Horror crawls up my throat. “Phoenix… what did you do?”
“I warned him nicely, if you count a few broken fingers as polite. I also knew those fingers had been inside you, and that made me… irrational. I told him if he ever so much as breathed near you again, I’d tell his daddy everything, and then I’d cut off his balls and shove them so far down his throat he’d be gagging on his own cum for a week.”
“What the hell is wrong with you?”
He shrugs, like I’m the one being unreasonable. “Don’t look at me like that. You would’ve done the same if it were me.”
“No, I wouldn’t.” He stands and steps forward, closing the distance between us as his eyes burn with something too twisted to be love.
“Lie to yourself all you want, baby, but your darkness matches mine. I’ve seen it… You remember that day, don’t you? When my dad left his gun out, and you saw me falling apart? You picked it up, looked me dead in the eye, and asked if you should just end it all for me.” My breath catches because I do remember. I remember the weight of cold metal in my shaking hand, and the way rage had consumed my every thought. “And before you tell me you wouldn’t have pulled that trigger, I saw the hate burning in your eyes. The absolute certainty that you would’ve done it if I’d asked. You would’ve destroyed him for what he did to me.” His fingers ghost along my jaw. “You burn just as dark as I do, baby. You just bury it deeper, pretending it doesn’t exist. But it’s there in the way you’d kill for the people you love.” His thumb traces my bottom lip, and I hate that I don’t pull away from him. “And I know you’d still do it for me because no matter how much you think you hate me, I still live inside your fucking soul.”
That familiar rage flares up inside me like wildfire, but it’s not just rage.
It’s hurt.
It’s every moment of silence he gave me while his friends toreme apart. Every second he stood there like a coward and let me be humiliated just to keep his fucking crown. It’s every moment since then when he’s been lurking in my life like a ghost, stealing pieces of me I thought were mine alone.
The realization hits me like a physical blow.
I haven’t had a single moment to myself in ten years.
Not one.
I snap out of it, shoving him away from me hard enough to make my palms burn, but he barely moves. He’s all muscle and obsession, and I might as well be pushing against stone.
“Maybe once,” I whisper, my throat feeling tight, “but not anymore. And you seem to forget, Phoenix, that your idea of protecting me was turning the other fucking way.”
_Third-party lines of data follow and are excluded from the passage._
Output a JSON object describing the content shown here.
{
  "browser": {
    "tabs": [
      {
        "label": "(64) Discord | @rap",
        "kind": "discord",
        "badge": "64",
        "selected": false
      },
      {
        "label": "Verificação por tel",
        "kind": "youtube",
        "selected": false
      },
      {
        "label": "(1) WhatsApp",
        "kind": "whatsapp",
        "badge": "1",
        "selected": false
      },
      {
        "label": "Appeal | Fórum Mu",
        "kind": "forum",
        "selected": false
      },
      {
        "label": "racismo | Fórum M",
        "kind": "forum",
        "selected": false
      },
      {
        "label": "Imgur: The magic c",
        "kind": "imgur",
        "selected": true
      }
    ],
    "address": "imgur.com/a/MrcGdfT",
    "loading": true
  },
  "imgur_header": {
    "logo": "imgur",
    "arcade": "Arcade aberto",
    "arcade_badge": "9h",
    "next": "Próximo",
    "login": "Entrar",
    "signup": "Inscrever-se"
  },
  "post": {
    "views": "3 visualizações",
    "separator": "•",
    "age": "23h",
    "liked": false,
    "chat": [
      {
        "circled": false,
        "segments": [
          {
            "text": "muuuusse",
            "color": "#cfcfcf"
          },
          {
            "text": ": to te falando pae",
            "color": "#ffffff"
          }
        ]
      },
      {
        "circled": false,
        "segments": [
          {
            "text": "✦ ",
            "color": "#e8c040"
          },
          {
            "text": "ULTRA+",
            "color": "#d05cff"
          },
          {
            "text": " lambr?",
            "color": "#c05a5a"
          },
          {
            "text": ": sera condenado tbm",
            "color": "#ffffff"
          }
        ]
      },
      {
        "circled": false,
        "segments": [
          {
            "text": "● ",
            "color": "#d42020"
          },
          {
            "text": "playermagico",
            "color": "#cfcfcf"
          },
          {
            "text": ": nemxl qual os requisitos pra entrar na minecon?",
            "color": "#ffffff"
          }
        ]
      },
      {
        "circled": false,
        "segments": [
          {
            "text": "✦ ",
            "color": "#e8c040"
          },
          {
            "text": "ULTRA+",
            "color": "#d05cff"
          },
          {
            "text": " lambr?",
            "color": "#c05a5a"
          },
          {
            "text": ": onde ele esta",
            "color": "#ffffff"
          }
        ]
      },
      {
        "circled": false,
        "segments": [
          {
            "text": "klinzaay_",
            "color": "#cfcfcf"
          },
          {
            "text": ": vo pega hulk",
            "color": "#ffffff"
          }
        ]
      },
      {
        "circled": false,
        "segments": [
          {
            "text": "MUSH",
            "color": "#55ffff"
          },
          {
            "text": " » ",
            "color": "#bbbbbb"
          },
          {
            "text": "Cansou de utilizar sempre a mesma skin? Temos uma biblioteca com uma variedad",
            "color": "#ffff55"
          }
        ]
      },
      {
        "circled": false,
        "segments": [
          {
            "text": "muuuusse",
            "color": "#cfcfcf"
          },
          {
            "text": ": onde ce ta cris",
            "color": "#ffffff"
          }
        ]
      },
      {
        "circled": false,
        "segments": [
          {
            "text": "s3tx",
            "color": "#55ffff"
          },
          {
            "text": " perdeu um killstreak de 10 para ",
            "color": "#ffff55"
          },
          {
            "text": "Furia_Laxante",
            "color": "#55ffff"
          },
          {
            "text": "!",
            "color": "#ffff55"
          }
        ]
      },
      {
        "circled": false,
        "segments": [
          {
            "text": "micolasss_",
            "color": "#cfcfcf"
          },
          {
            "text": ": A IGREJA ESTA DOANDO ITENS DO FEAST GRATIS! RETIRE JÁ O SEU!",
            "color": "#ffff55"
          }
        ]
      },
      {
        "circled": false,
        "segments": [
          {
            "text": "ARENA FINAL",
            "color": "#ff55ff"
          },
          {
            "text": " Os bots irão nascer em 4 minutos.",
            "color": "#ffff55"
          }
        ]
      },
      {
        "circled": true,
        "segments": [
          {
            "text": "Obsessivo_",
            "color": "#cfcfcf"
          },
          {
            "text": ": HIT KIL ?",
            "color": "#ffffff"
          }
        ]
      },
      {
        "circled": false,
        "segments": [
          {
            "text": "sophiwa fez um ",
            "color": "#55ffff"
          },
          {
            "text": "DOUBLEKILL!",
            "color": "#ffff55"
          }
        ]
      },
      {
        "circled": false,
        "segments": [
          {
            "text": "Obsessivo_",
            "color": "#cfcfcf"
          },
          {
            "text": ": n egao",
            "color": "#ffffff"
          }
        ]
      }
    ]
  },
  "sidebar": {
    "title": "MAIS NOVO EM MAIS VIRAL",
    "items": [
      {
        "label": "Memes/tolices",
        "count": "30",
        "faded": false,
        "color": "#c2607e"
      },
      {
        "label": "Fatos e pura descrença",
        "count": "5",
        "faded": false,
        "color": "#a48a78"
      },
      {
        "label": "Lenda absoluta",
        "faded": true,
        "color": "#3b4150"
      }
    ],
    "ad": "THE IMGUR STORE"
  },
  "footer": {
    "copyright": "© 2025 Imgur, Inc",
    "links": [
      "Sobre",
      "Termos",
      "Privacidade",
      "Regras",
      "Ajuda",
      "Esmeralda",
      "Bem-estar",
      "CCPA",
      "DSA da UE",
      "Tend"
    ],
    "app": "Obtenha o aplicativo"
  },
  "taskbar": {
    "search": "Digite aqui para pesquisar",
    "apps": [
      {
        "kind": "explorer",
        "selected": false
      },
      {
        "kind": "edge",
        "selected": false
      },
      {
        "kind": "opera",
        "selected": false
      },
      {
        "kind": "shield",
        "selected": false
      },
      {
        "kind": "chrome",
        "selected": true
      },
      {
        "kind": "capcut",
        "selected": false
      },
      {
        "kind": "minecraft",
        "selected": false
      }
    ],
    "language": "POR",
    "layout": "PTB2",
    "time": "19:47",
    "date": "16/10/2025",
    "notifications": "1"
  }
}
His eyes drop for the first time tonight, jaw clenched so tight I can see the muscle jump beneath his skin. “I know…”
“I can’t move past this,” I tell him, straightening my spine even as I crumble on the inside. “I don’t care if you regret it, and I don’t care if you think we’re the same. Just get out.”
“Not happening, pretty girl.”
“I said, get out.” I reach for him again, shoving both hands against his chest, but he’s immovable.
“Come on, baby, let it out,” he whispers, almost tender, and I see red. I hit him, shove him, fists flying, and he just stands there, soaking up every blow, and refusing to flinch.
“God, Phoenix, just fucking leave!” The words tear out of me, raw and desperate. “I hate you. Do you get that?” My fists pound against his chest for every stolen moment, every violation, every way he’s infiltrated my life without me even knowing. “I hate you, I hate you, I hate you!”
I’m not sure if the sound that tears from my throat is a scream or a growl, but when I rear my fist back, he catches it midair. He’s on me in aflash, arms clamping around me like steel bars, crushing me against his body.
“Get the hell off me.”
He ignores me completely, pushing me back onto the bed and pinning me before I can even process what’s happening.
“Get off me, Phoenix!” My wrists are trapped in his grip, tight enough to bruise, and he grabs the sash I used to tie him up with.
“Keep fighting me, and I’ll come in my pants just from looking at you like this.”
I swear to god, the second he unties me, I’m high-fiving his face with my fist.
“Wow, nothing says romance like coercion and a premature fucking finish. You’re really outdoing yourself here, Phoenix.” I spit the words at him, but I see that twisted smirk curl on his lips as I finally stop fighting.
He ties my wrists above my head, his teeth scraping my skin as he works, leaving goose bumps in their wake. My body’s betraying me—heat where there should be fear, while want tangles up with everything I hate about him.
“I’ve waited a decade to be exactly where I am right now—above you, in front of you, inside your head, and news flash, baby—you already chose me. You chose me the second you and Lianna cooked up that half-assed little revenge plan to do to me what you think I did to you.”
“I hate you for watching me like that. That’s not love, Phoenix. It’s depravity.”